Antifa-AG der Uni Hannover & Gewerkschaftsforum Hannover:

 

Mitte März 2005 wurden in den italienischen Banken Gewerkschaftsversammlungen über den neuen Branchentarifvertrag abgehalten, der zwar von den Einzelgewerkschaften der großen sozialpartnerschaftlichen Zentralen CGIL, CISL und UIL sowie einigen, eher gelben, korporativen Verbänden unterstützt, von der größten (und eigenständigen) Gewerkschaft der Bankangestellten – der FABI – allerdings abgelehnt wird.

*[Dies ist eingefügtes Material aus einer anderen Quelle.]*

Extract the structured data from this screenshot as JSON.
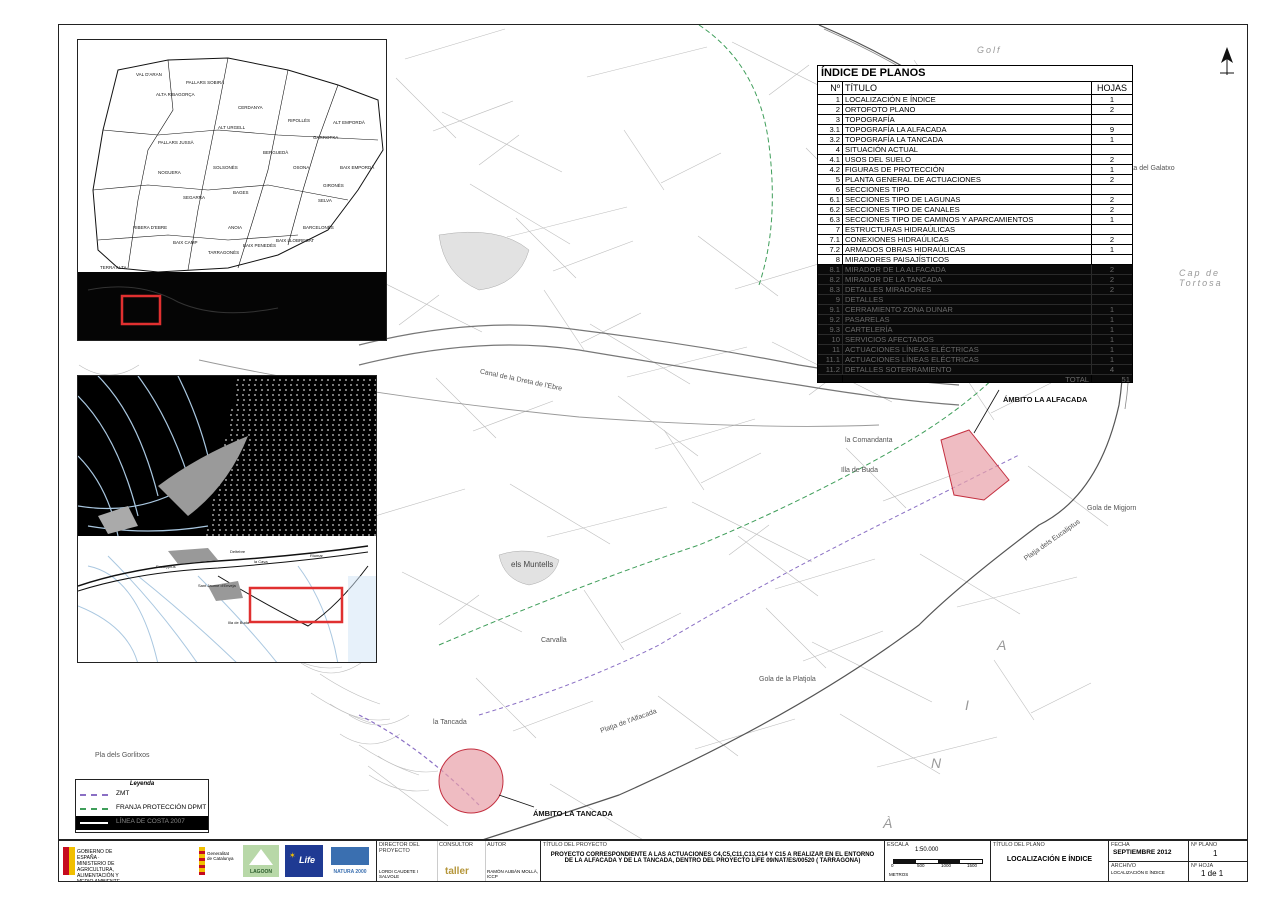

Laut einer Pressemitteilung der nationalen Sekretariate von FISAC-CGIL, FIBA-CISL, UILCA, FALCRI und DIRCREDITO vom 24.3.2005 hätten 85% der Teilnehmer ihrer Versammlungen den Tarifvertrag gebilligt. Eine ordentliche (wirklich aussagekräftige) Urabstimmung aller betroffenen Beschäftigten gab es jedoch nicht.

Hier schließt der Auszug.